Im Büro zum ersten Mal in diesem Jahr den Ventilator angestellt, unerträglich heiß hinter der Scheibe. Aber die Schafskälte sei schon schon im Anmarsch, heißt es. Und der Regen.
Die Nachrichten der letzten Tage machen mich ganz kirre. Vertrauen in Menschen zu setzen, geht nur außerhalb des Medieneinflusses. Es ist bitter. Sehr, sehr bitter.
Ich tröste mich mit Lyrik.
Zahlen des Tages: 183.879 und 8563, ca. 8.700 aktive Fälle.
Die Reproduktionszahl geht nach oben, aber macht ja nichts: Gibt sowie nur Feiertagszahlen in den nächsten Tagen. Lasst sie alle Singen und Tanzen und sehen uns in zwei Wochen wieder. Oder auch nicht.

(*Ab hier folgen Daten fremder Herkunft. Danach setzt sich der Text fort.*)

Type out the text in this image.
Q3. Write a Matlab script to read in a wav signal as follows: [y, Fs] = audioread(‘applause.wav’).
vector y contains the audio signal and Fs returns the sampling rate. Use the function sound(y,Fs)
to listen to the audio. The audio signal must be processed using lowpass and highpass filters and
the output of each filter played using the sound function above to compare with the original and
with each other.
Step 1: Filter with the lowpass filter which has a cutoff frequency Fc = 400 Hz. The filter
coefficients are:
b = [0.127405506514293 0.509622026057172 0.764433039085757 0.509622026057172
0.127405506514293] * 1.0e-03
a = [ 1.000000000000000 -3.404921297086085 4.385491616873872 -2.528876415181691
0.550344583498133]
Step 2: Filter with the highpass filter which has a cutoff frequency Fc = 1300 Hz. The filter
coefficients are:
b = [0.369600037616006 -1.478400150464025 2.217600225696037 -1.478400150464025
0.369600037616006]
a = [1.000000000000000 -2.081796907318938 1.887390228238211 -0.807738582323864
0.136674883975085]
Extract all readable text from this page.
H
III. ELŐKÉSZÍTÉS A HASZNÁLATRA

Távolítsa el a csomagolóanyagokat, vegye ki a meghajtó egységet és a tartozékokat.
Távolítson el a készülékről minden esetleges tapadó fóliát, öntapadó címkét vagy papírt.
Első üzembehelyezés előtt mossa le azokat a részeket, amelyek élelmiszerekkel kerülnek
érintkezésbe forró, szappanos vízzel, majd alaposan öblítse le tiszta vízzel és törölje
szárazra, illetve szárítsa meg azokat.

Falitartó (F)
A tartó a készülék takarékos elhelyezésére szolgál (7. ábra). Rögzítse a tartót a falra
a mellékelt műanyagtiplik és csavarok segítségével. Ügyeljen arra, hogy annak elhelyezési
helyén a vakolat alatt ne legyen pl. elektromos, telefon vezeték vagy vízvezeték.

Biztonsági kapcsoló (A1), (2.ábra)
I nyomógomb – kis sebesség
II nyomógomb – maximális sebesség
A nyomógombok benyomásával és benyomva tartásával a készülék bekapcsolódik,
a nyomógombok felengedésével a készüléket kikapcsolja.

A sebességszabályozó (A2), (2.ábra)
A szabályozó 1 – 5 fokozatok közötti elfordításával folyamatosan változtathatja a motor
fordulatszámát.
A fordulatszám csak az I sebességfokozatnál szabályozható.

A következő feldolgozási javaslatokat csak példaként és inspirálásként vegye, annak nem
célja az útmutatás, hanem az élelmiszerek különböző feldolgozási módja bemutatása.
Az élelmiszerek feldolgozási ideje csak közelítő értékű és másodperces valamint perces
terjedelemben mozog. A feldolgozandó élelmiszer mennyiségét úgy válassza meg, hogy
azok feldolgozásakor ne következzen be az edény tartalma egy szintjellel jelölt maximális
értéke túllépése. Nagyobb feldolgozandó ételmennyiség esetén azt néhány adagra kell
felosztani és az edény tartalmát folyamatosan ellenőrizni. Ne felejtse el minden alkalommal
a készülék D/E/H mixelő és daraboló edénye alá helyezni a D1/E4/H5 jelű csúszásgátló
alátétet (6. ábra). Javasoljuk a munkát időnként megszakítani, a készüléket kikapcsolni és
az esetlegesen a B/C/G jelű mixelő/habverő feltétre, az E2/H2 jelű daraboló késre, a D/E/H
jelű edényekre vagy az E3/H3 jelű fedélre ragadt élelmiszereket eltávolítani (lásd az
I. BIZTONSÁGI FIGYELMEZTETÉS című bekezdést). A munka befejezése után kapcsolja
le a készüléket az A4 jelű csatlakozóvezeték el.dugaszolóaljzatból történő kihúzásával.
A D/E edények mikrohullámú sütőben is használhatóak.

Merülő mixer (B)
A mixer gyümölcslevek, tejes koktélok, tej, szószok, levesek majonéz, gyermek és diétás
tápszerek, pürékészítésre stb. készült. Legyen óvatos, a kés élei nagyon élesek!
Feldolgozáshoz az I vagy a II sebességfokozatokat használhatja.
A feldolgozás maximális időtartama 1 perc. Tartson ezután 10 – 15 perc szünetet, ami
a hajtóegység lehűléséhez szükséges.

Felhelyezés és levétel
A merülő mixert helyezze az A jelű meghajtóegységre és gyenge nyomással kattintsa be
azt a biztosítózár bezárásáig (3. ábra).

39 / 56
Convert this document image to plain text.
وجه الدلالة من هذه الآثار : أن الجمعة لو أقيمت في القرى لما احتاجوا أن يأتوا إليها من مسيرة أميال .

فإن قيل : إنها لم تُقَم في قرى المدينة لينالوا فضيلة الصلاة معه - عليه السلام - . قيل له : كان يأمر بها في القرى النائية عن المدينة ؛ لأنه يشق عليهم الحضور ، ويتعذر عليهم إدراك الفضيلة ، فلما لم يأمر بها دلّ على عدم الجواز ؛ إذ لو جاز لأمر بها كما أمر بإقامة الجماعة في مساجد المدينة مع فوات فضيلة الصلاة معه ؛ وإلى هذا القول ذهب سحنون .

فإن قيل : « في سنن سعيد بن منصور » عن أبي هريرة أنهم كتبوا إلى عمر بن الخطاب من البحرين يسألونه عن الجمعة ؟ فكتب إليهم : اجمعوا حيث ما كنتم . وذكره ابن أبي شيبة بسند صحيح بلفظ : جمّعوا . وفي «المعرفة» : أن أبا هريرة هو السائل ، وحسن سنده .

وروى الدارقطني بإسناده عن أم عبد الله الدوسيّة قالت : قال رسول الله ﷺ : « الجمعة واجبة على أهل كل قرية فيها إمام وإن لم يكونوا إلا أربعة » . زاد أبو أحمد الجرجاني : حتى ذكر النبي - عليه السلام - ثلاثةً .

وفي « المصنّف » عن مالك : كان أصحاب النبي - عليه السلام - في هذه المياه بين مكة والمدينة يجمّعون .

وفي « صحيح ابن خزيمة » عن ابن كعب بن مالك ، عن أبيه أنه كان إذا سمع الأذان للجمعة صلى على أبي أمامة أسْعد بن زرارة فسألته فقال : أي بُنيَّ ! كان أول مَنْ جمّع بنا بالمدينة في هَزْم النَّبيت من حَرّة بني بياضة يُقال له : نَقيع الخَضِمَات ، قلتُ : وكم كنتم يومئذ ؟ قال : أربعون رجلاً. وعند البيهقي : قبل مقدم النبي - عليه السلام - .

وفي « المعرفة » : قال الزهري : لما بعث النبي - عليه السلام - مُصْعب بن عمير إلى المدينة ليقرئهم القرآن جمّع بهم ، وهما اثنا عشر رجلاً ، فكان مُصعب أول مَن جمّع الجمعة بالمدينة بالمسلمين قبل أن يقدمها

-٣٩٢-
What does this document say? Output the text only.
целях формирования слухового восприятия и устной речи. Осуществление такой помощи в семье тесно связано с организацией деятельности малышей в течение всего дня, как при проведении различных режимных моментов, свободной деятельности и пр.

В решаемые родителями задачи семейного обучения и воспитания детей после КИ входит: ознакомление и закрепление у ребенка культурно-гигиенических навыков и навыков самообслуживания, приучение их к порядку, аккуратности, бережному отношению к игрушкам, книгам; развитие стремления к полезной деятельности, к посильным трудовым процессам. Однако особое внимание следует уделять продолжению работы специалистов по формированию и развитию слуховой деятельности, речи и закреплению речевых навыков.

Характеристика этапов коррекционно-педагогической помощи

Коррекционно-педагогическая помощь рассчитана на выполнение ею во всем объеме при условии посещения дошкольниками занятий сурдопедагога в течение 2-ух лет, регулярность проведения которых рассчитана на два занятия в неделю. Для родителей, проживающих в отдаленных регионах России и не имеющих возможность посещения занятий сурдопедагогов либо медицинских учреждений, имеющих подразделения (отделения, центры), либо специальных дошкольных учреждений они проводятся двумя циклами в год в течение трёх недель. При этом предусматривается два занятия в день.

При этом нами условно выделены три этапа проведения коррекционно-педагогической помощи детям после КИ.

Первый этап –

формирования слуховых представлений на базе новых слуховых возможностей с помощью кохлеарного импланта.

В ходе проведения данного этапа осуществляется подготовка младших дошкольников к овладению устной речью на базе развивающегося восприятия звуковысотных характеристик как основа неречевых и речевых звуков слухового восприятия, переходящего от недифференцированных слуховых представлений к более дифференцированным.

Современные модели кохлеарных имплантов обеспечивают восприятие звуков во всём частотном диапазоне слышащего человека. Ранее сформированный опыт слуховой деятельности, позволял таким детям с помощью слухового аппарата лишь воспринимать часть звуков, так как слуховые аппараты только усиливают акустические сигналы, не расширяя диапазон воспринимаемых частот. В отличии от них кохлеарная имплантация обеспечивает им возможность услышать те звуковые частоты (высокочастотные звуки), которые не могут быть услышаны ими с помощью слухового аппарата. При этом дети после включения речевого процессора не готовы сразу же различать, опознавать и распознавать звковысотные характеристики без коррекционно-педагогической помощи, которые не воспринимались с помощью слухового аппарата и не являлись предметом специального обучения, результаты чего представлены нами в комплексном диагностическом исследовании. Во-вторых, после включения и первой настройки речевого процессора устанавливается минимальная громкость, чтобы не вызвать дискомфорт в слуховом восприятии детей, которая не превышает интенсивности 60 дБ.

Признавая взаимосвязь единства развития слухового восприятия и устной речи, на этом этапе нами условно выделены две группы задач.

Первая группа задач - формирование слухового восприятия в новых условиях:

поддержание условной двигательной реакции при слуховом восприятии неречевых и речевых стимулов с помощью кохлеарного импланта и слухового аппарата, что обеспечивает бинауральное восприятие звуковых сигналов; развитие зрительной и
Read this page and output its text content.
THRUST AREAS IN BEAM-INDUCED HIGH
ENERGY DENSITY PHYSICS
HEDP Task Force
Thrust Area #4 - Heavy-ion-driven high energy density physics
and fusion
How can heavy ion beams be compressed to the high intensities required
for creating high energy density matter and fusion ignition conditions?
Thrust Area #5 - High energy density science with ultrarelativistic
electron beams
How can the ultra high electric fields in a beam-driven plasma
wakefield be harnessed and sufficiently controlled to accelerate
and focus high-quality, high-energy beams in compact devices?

Die USA werden ordentlich durchgeschüttelt. Der Rassismus ernet, was er gesät hat. Die Geschichte ist vorhersehbar geworden. Traurig vorhersehbar. Eine dunkle Finsternis.
Zahlen des Tages: 183.410 und 8.540 Tote. Weltweit wurde die 6.000.000 Grenze überschritten. In den Nachrichten spielen sie keine Rolle mehr. Die Pandemie zieht zärtlich ihre Kreise.
Während ich diesen Eintrag tippe, läuft der Livestream mit Igor Levit. Er spielt auf dem Flügel ein Werk, das zwanzig Stunden dauert. Vexations von Eric Saties. Damit will er auf das Leiden der Künstler*innen aufmerksam machen, die ihren Beruf nicht mehr ausüben können. Vor ihm liegt ein riesiger Stapel Papier, hinter ihm zerstreut, die schon gespielten Notenblätter.
Die Noten eines Leidensweg.
Mein Vater hat mir Dillsamen geschickt. Mit einer genauen Anweisung dazu, wie er gepflegt werden soll. Bisher wächst auf meinem Balkon jedes Kraut mehr oder weniger gut unter meiner Pflege, nur der Dill – mein Lieblingsgewürz – sabotiert mich. Sechs Jahre, sechs Dill-Pleiten. Jede in einem anderen Wachstumsstadium. In diesem Frühjahr kam statt Dill sogar einfach Brunnenkresse aus dem Topf gewachsen.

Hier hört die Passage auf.